Labor market impacts of AI, from Anthropic, and Building Pro-Worker Artificial Intelligence, from the National Bureau of Economic Research
3,000 words, or about 13 minutes, and 15,500 words, or about an hour
AI’s impact on the labor market is only just getting started. At least that’s one of the key conclusions of a new analysis from Anthropic, which compares the amount of work large language models could theoretically perform with how widely they are being used in practice. So far, adoption looks limited across most occupations, with software development and administration standing out as the major, and unsurprising, exceptions. The study also finds little clear evidence of major labor-market disruption attributable to AI, though there are early signs that hiring for entry-level roles may be slowing. The likely explanation is regulations, worker resistance and the difficulty of integrating new tools into existing workflows all create friction that slows adoption. That delay may create an opportunity.

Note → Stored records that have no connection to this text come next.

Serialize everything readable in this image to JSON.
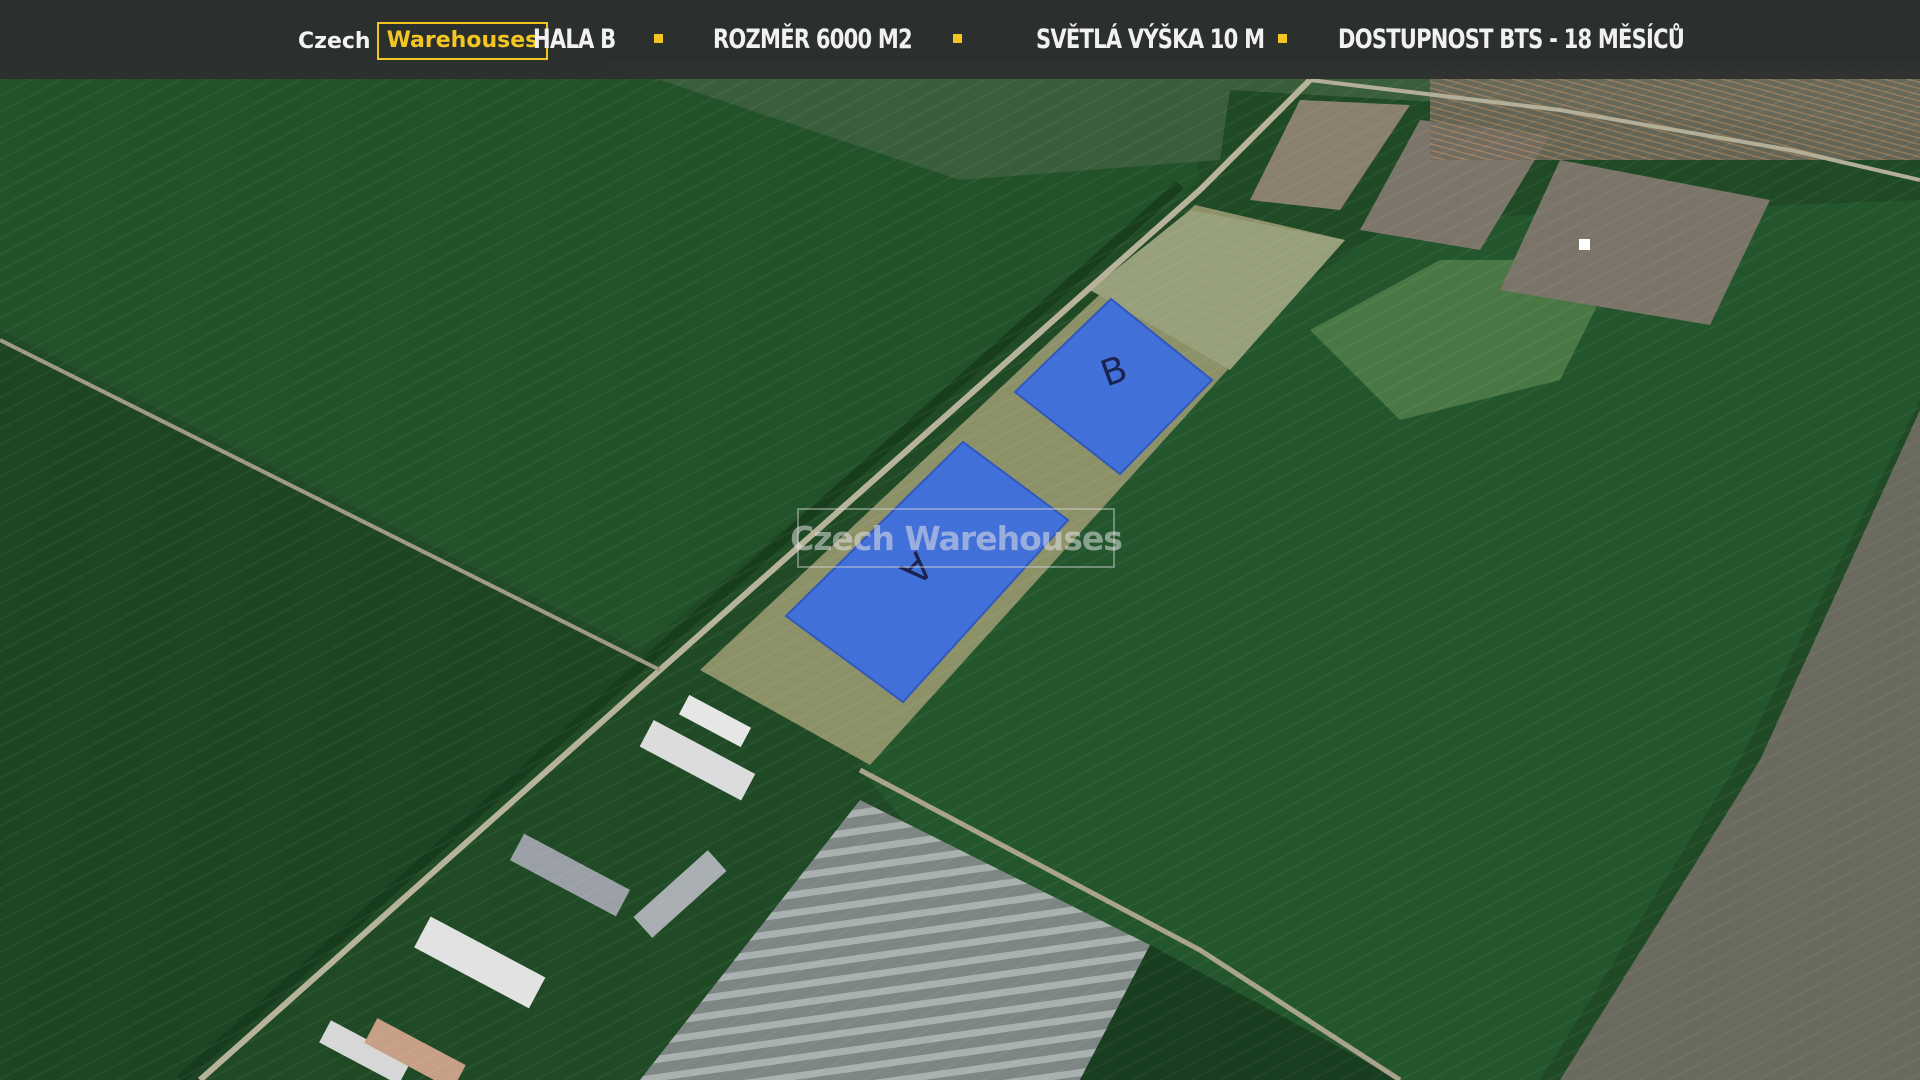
{
  "header": {
    "logo": {
      "part1": "Czech",
      "part2": "Warehouses"
    },
    "items": [
      "HALA B",
      "ROZMĚR 6000 M2",
      "SVĚTLÁ VÝŠKA  10 M",
      "DOSTUPNOST BTS - 18 MĚSÍCŮ"
    ]
  },
  "map": {
    "plots": [
      {
        "label": "A"
      },
      {
        "label": "B"
      }
    ],
    "watermark": "Czech Warehouses"
  },
  "colors": {
    "accent": "#f3c623",
    "plot_fill": "#3f6fe0",
    "header_bg": "#2c2e2e",
    "field_dark": "#1f4a25",
    "field_mid": "#2e6434"
  }
}
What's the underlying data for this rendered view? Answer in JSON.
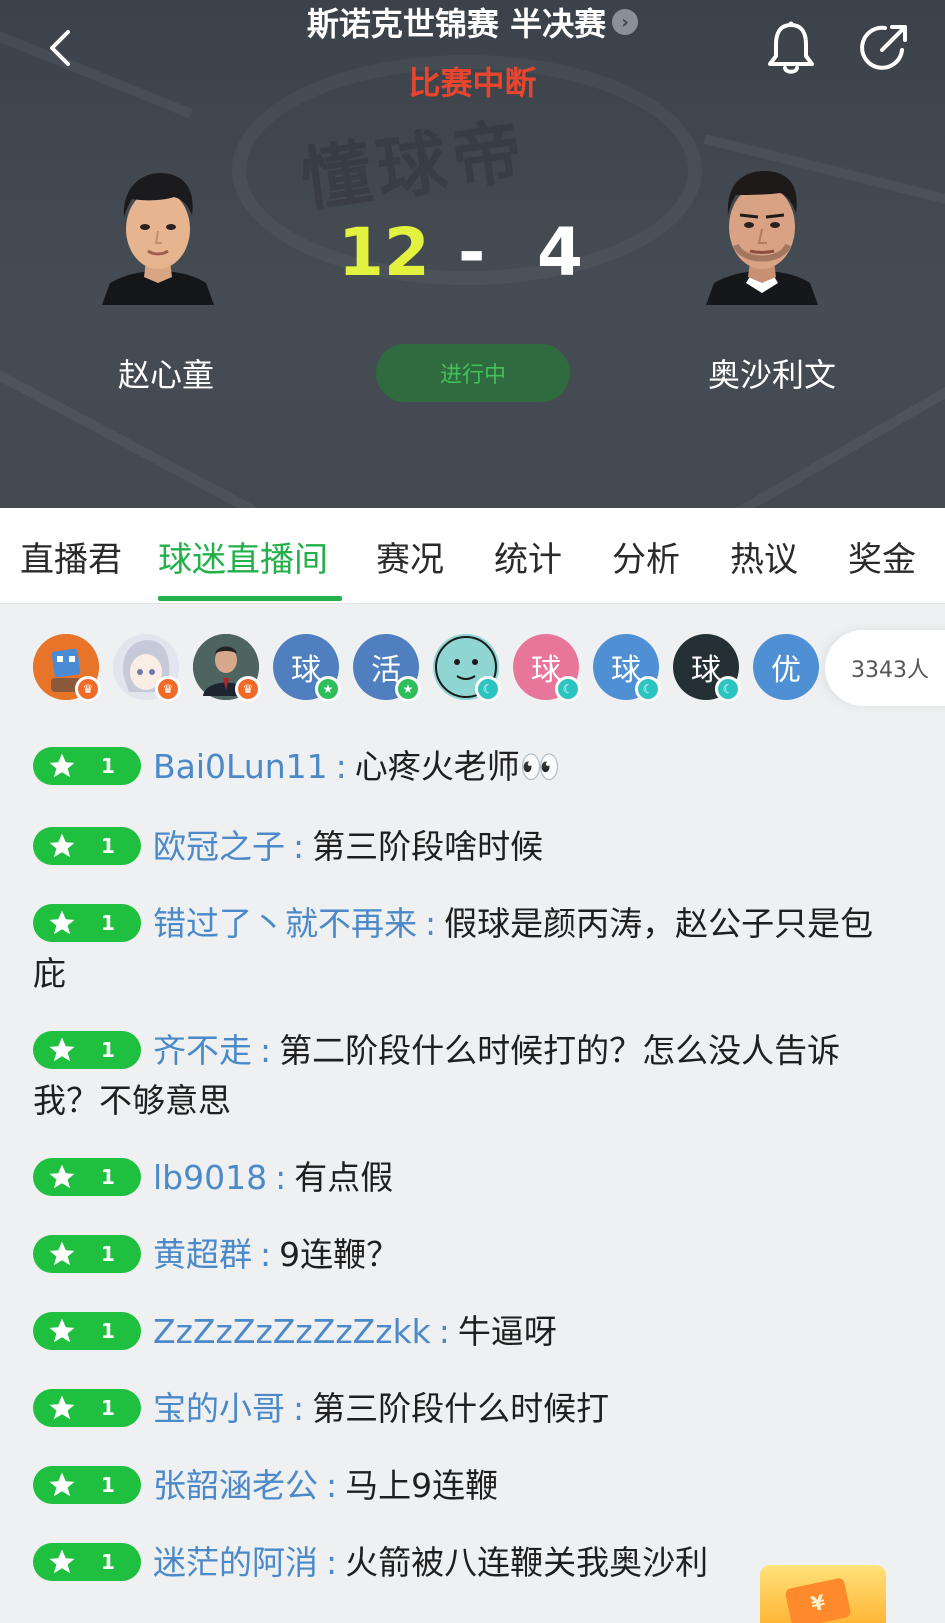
{
  "header": {
    "title": "斯诺克世锦赛 半决赛",
    "status": "比赛中断",
    "score_left": "12",
    "score_separator": "-",
    "score_right": "4",
    "live_label": "进行中",
    "player_left": "赵心童",
    "player_right": "奥沙利文",
    "watermark": "懂球帝"
  },
  "tabs": [
    "直播君",
    "球迷直播间",
    "赛况",
    "统计",
    "分析",
    "热议",
    "奖金"
  ],
  "active_tab": "球迷直播间",
  "viewers": {
    "avatars": [
      {
        "char": "",
        "badge": "crown"
      },
      {
        "char": "",
        "badge": "crown"
      },
      {
        "char": "",
        "badge": "crown"
      },
      {
        "char": "球",
        "badge": "star"
      },
      {
        "char": "活",
        "badge": "star"
      },
      {
        "char": "",
        "badge": "moon"
      },
      {
        "char": "球",
        "badge": "moon"
      },
      {
        "char": "球",
        "badge": "moon"
      },
      {
        "char": "球",
        "badge": "moon"
      },
      {
        "char": "优",
        "badge": ""
      }
    ],
    "count": "3343人"
  },
  "messages": [
    {
      "level": "1",
      "user": "Bai0Lun11",
      "text": "心疼火老师👀"
    },
    {
      "level": "1",
      "user": "欧冠之子",
      "text": "第三阶段啥时候"
    },
    {
      "level": "1",
      "user": "错过了丶就不再来",
      "text": "假球是颜丙涛，赵公子只是包庇"
    },
    {
      "level": "1",
      "user": "齐不走",
      "text": "第二阶段什么时候打的？怎么没人告诉我？不够意思"
    },
    {
      "level": "1",
      "user": "lb9018",
      "text": "有点假"
    },
    {
      "level": "1",
      "user": "黄超群",
      "text": "9连鞭？"
    },
    {
      "level": "1",
      "user": "ZzZzZzZzZzZzkk",
      "text": "牛逼呀"
    },
    {
      "level": "1",
      "user": "宝的小哥",
      "text": "第三阶段什么时候打"
    },
    {
      "level": "1",
      "user": "张韶涵老公",
      "text": "马上9连鞭"
    },
    {
      "level": "1",
      "user": "迷茫的阿消",
      "text": "火箭被八连鞭关我奥沙利"
    }
  ],
  "colors": {
    "accent_green": "#23b04a",
    "score_yellow": "#e2f23f",
    "status_red": "#e8452e",
    "username_blue": "#4b89c9",
    "level_badge_green": "#1fbf3f"
  },
  "redpacket_symbol": "¥"
}
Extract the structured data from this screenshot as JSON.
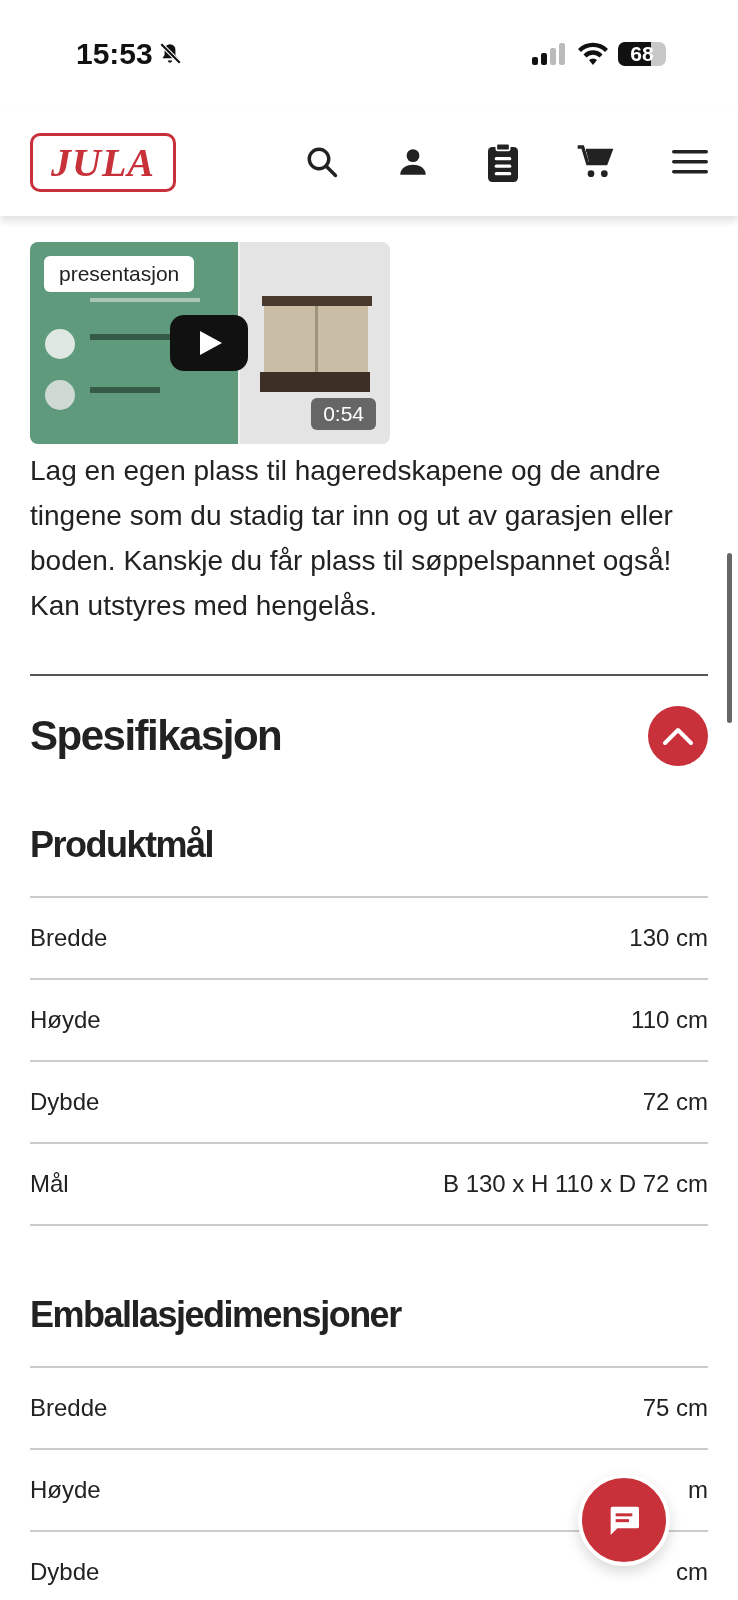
{
  "status_bar": {
    "time": "15:53",
    "silenced": true,
    "battery": "68"
  },
  "header": {
    "logo": "JULA"
  },
  "video": {
    "kind": "picture",
    "badge": "presentasjon",
    "duration": "0:54"
  },
  "description": "Lag en egen plass til hageredskapene og de andre tingene som du stadig tar inn og ut av garasjen eller boden. Kanskje du får plass til søppelspannet også! Kan utstyres med hengelås.",
  "specification": {
    "title": "Spesifikasjon",
    "expanded": true,
    "groups": [
      {
        "title": "Produktmål",
        "rows": [
          {
            "label": "Bredde",
            "value": "130 cm"
          },
          {
            "label": "Høyde",
            "value": "110 cm"
          },
          {
            "label": "Dybde",
            "value": "72 cm"
          },
          {
            "label": "Mål",
            "value": "B 130 x H 110 x D 72 cm"
          }
        ]
      },
      {
        "title": "Emballasjedimensjoner",
        "rows": [
          {
            "label": "Bredde",
            "value": "75 cm"
          },
          {
            "label": "Høyde",
            "value": "m"
          },
          {
            "label": "Dybde",
            "value": "cm"
          }
        ]
      }
    ]
  }
}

In a new paper from the National Bureau of Economic Research, economists Daron Acemoglu, David Autor and Simon Johnson outline a vision for “pro-worker AI.” Instead of replacing labor, they argue, AI systems could be designed to amplify human expertise, helping workers perform more complex tasks and acquire new skills faster. One example: aircraft technicians equipped with AI tools that guide them through sophisticated repairs or train them in emerging specialties such as commercial spaceflight maintenance. The reason such tools remain rare today, the authors suggest, is that companies often find it more profitable to automate jobs outright than to invest in technologies that make workers more productive. Changing that, they argue, would require policy intervention. The paper proposes nine ideas for that, including tax incentives for labor-augmenting technologies and deploying pro-worker AI in public-sector domains in which governments have greater influence. But it may be a race against the clock. As the gap between what AI could theoretically automate and what it actually does narrows, the window for shaping how AI affects work will narrow with it.